The second is that an Engine doesn't encapsulate a single connection; it manages a connection pool.

Finally, the documentation points out that operations performed directly on an Engine (engine.execute("select ...") in their example) will internally acquire and release their own connections.

With all of this in mind, it's clear what's going on in your example:

  • conn = engine.connect() acquires Connection #1 from the pool.
  • metadata.create_all(engine) implicitly acquires Connection #2 (as #1 is still "in use" from the engine's perspective), uses it to create the table, and releases it back to the pool.
  • pg_conn = engine.raw_connection() acquires #2 again, so the COPY executed via this object can still see the table.
  • conn is still using #1, and nothing you do via this object will be able to see your temp table.

In your second case:

  • metadata.create_all(engine) implicitly acquires/uses/releases Connection #1.
  • conn = engine.connect() acquires #1 and holds it.
  • pg_conn = engine.raw_connection() acquires #2, and the COPY fails to find the temp table.

The moral of the story: if you're doing something which relies on the connection state, you'd better be sure which connection you're using.

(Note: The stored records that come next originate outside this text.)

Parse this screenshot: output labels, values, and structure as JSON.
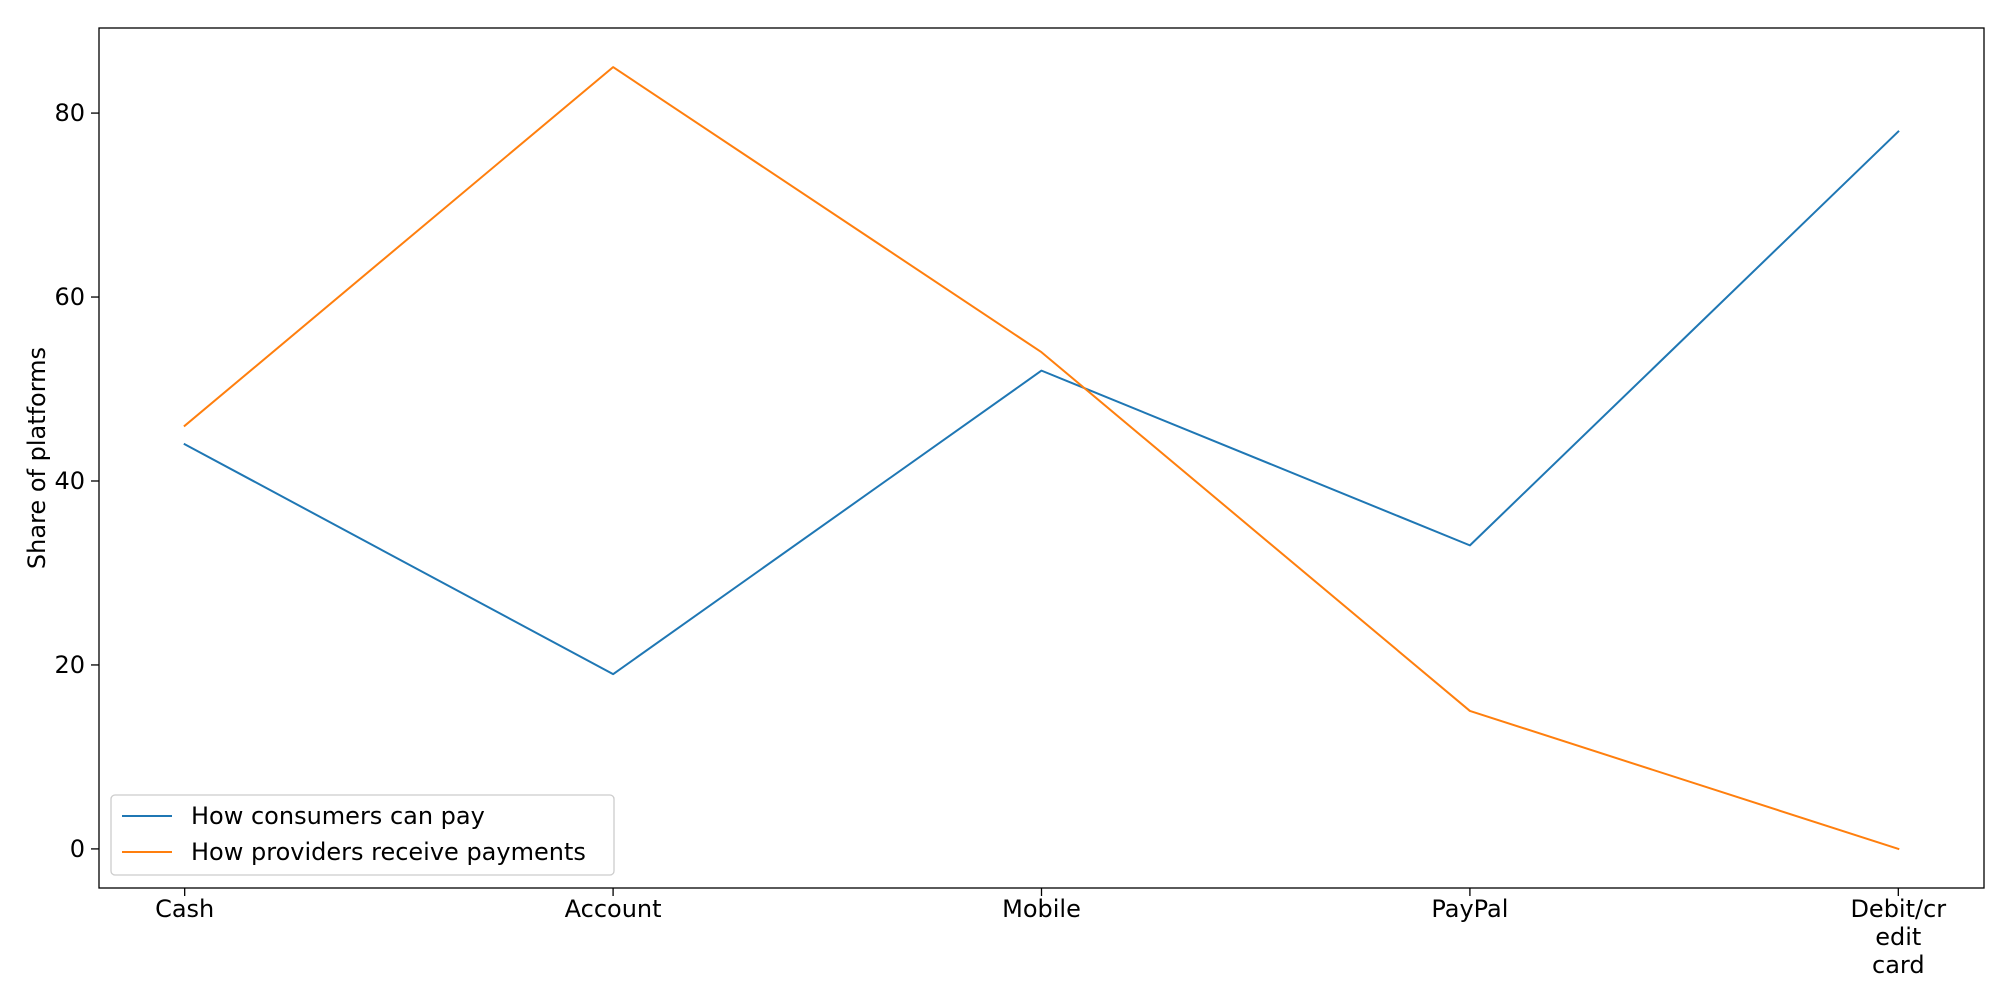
{
  "chart_data": {
    "type": "line",
    "title": "",
    "xlabel": "",
    "ylabel": "Share of platforms",
    "categories": [
      "Cash",
      "Account",
      "Mobile",
      "PayPal",
      "Debit/credit card"
    ],
    "category_lines": [
      [
        "Cash"
      ],
      [
        "Account"
      ],
      [
        "Mobile"
      ],
      [
        "PayPal"
      ],
      [
        "Debit/cr",
        "edit",
        "card"
      ]
    ],
    "series": [
      {
        "name": "How consumers can pay",
        "values": [
          44,
          19,
          52,
          33,
          78
        ],
        "color": "#1f77b4"
      },
      {
        "name": "How providers receive payments",
        "values": [
          46,
          85,
          54,
          15,
          0
        ],
        "color": "#ff7f0e"
      }
    ],
    "ylim": [
      -4.25,
      89.25
    ],
    "yticks": [
      0,
      20,
      40,
      60,
      80
    ],
    "grid": false,
    "legend_position": "lower-left"
  }
}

Running commands directly on the engine is fine for standalone operations, but for anything involving temp tables, you should acquire one connection and stick with it through every step (including the table creation, which I suggest you change to metadata.create_all(conn)).

Upvotes: 4

Wayne Werner
Wayne Werner

Reputation: 51817

Well, this doesn't answer the why but it it is how to accomplish what I want.

Rather than:

pg_conn = engine.raw_connection()

with pg_conn.cursor() as cursor:

Just replace it with:

with conn.connection.cursor() as cursor:

The SQLAlchemy connection object exposes its underlying DBAPI connection via the .connection property. And whatever magic involved there does the right thing.